Menurutnya, penggunaan sepeda
listrik kerap disalahartikan dengan sepeda motor listrik yang tertuang dalam
Peraturan Menteri Perhubungan nomor PM 45 tahun 2020
tentang Kendaraan Tertentu dengan Menggunakan Penggerak Motor Listrik.
Permenhub
itu menyebutkan sepeda motor listrik telah memiliki Sertifikasi Uji Tipe
(SUT) dan Sertifikasi Uji Tipe Kendaraan (SRUT) serta terdaftar resmi di
Sistem Administrasi Manunggal Satu Atap (Samsat), memiliki STNK, serta
teregistrasi dan sesuai spesifikasi keselamatan, sebab di uji tipe lebih dulu.
Zulanda mengatakan
sepeda listrik tidak termasuk dalam golongan kendaraan bermotor karena tidak
ada SUT dan SRUT dengan kecepatan maksimal 25 kilometer per jam.
Selama
pelaksanaannya dalam dua tahun, evaluasi pihaknya menunjukkan bahwa masyarakat
menganggap sepeda listrik sama dengan sepeda motor listrik.
"[Sepeda listrik] itu yang
saya larang penggunaannya di jalan raya karena tidak ada uji tipe. Namun,
banyak pelanggar memiliki sepeda listrik ke jalan raya. Rata-rata digunakan
anak-anak sekolah, tidak menggunakan helm, dan kecepatannya lebih dari 25
kilometer per jam," tutur Zulanda.
Aturan
soal uji tipe pada Permenhub itu menginduk pada Undang-undang Nomor
22 tahun 2009 tentang Lalu Lintas dan Angkutan Jalan.

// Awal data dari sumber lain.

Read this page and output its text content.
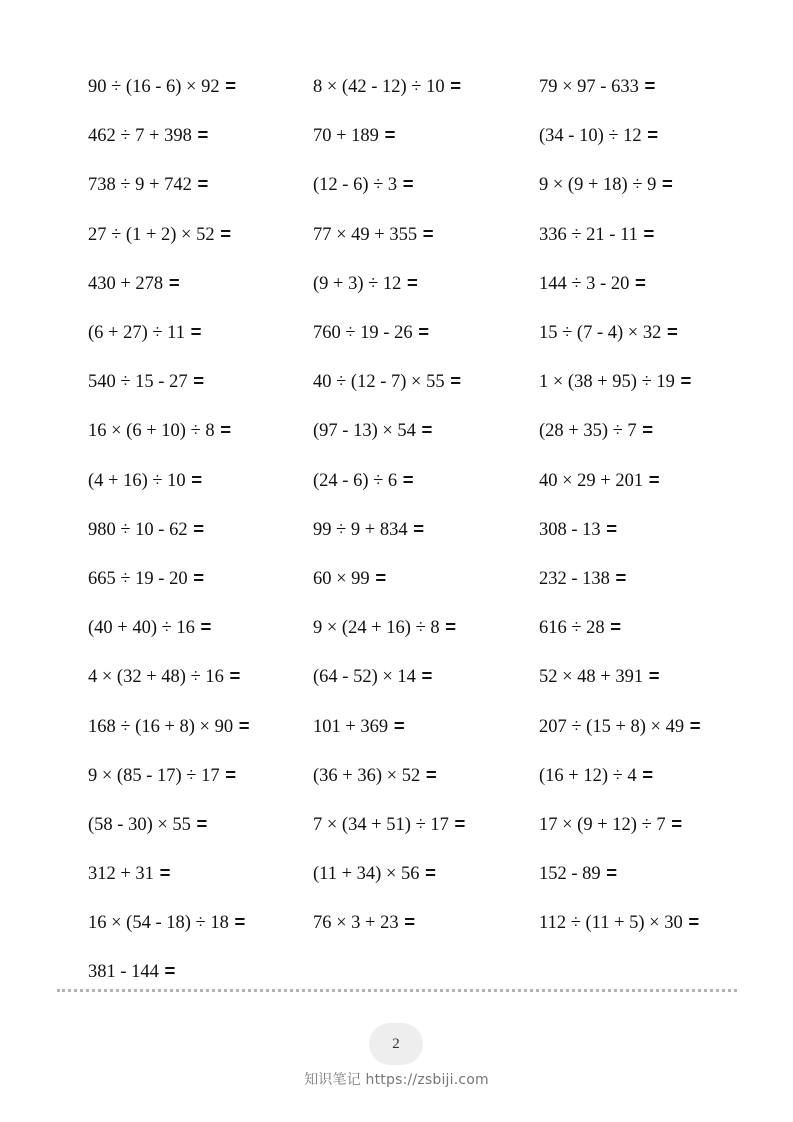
90 ÷ (16 - 6) × 92 =	8 × (42 - 12) ÷ 10 =	79 × 97 - 633 =
462 ÷ 7 + 398 =	70 + 189 =	(34 - 10) ÷ 12 =
738 ÷ 9 + 742 =	(12 - 6) ÷ 3 =	9 × (9 + 18) ÷ 9 =
27 ÷ (1 + 2) × 52 =	77 × 49 + 355 =	336 ÷ 21 - 11 =
430 + 278 =	(9 + 3) ÷ 12 =	144 ÷ 3 - 20 =
(6 + 27) ÷ 11 =	760 ÷ 19 - 26 =	15 ÷ (7 - 4) × 32 =
540 ÷ 15 - 27 =	40 ÷ (12 - 7) × 55 =	1 × (38 + 95) ÷ 19 =
16 × (6 + 10) ÷ 8 =	(97 - 13) × 54 =	(28 + 35) ÷ 7 =
(4 + 16) ÷ 10 =	(24 - 6) ÷ 6 =	40 × 29 + 201 =
980 ÷ 10 - 62 =	99 ÷ 9 + 834 =	308 - 13 =
665 ÷ 19 - 20 =	60 × 99 =	232 - 138 =
(40 + 40) ÷ 16 =	9 × (24 + 16) ÷ 8 =	616 ÷ 28 =
4 × (32 + 48) ÷ 16 =	(64 - 52) × 14 =	52 × 48 + 391 =
168 ÷ (16 + 8) × 90 =	101 + 369 =	207 ÷ (15 + 8) × 49 =
9 × (85 - 17) ÷ 17 =	(36 + 36) × 52 =	(16 + 12) ÷ 4 =
(58 - 30) × 55 =	7 × (34 + 51) ÷ 17 =	17 × (9 + 12) ÷ 7 =
312 + 31 =	(11 + 34) × 56 =	152 - 89 =
16 × (54 - 18) ÷ 18 =	76 × 3 + 23 =	112 ÷ (11 + 5) × 30 =
381 - 144 =
2
知识笔记 https://zsbiji.com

"Dalam pasal 48 sampai pasal 56, dimana sudah diatur kendaraan
yang menggunakan motor yang harus memiliki persyaratan teknis dan layak jalan
dengan serangkaian uji tipe yang dilakukan pemerintah," ujar Zulanda.
"Apabila
lulus akan diterbitkan surat lulus uji tipe, setelah itu baru diregistrasi di
Samsat," sambungnya.
Jika melanggar, jerat pidana berupa sanksi dan denda menanti
seperti yang tercantum pada Pasal 277 UU LLAJ.
"Setiap orang yang memasukkan Kendaraan
Bermotor, kereta gandengan, dan kereta tempelan ke dalam wilayah Republik
Indonesia, membuat, merakit, atau memodifikasi Kendaraan Bermotor yang
menyebabkan perubahan tipe, kereta gandengan, kereta tempelan, dan kendaraan
khusus yang dioperasikan di dalam negeri yang tidak memenuhi kewajiban uji tipe
sebagaimana dimaksud dalam Pasal 50 ayat (1) dipidana dengan pidana penjara
paling lama 1 (satu) tahun atau denda paling banyak Rp24.000.000,00 (dua puluh
empat juta rupiah)," demikian bunyi pasal itu.
"Ancaman pidana ada pada pasal 277, karena merakit dan
memodifikasi kendaraan yang menggunakan motor yang tidak memenuhi uji tipe
dengan hukuman pidana penjara 1 tahun atau denda Rp 24
juta," imbuh Zulanda.
Tak cuma itu, Zulanda mengatakan penjual
sepeda listrik juga bisa dikenakan pidana terkait tindak pidana turut
serta yang diatur dalam pasal 55 dan atau pasal 56 KHUP.
Sejauh ini, kata dia, kepolisian masih dalam tahap mengimbau kepada para
penjual maupun pengguna sepeda listrik bertenaga baterai. Jika tak dipindahkan, pihaknya akan menindak.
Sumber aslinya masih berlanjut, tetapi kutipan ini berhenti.